Taberna

Ingredients
Serves 2
1 tsp garam masala
1 tsp amchuri
1 tsp chilli
1 tsp ground coriander
1 tsp ground turmeric
1 tsp salt
1 tsp sugar
1 tbs ginger and garlic paste
1 440g tin chopped tomatoes
1 440g tin chickpeas
1 onion, finely chopped
Chickpea Curry
This is quite a cheeky little number which is similar to the curries you have out in Mauritius. You can tweak it to make it slightly fruity or a bit hotter as you prefer. You could substitute black eyed peas for the chickpeas if makes you happy. If you are a rabid carnivore, use chicken or some other poor unsuspecting beast.
Method
Fry off the onion in some vegetable oil - you could use ghee if you have it - until soft and translucent.

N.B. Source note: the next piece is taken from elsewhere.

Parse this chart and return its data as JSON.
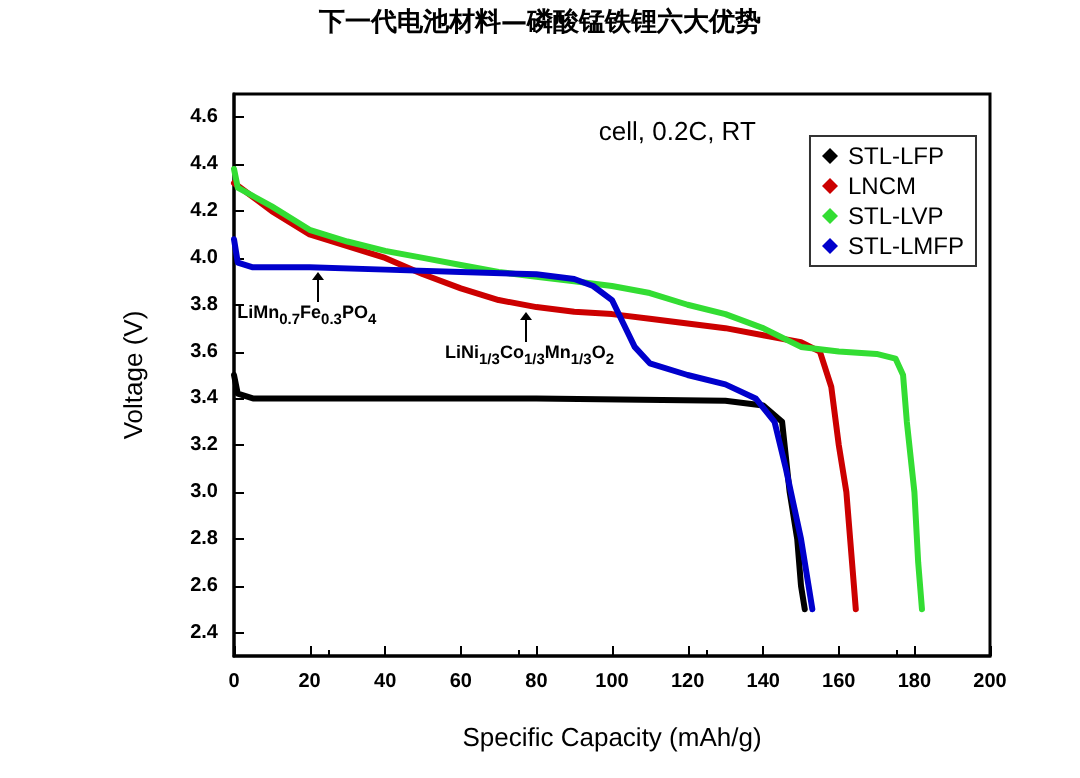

Then add all of the dry ingredients and very gently fry them off for a couple of minutes being careful not to burn them - you might need to add a touch more oil if the mixture looks very dry.
Add the ginger and garlic paste and cook off very carefully for a minute, again being careful not the burn the garlic. Now add the tomatoes and let the whole mixture simmer down to the consistency you want.
When ready, add the chickpeas (don't add them too early as you don't want them to turn to mush) and warm through.
Serve with rice or a naan. How simple was that? You can add some dried dates or apricots (chopped) to the mixture to make it fruity and you can add a bit of chilli (powdered or chopped) to add a bit more heat.
Oh, also I usually use tinned chickpeas to be honest as I'm lazy.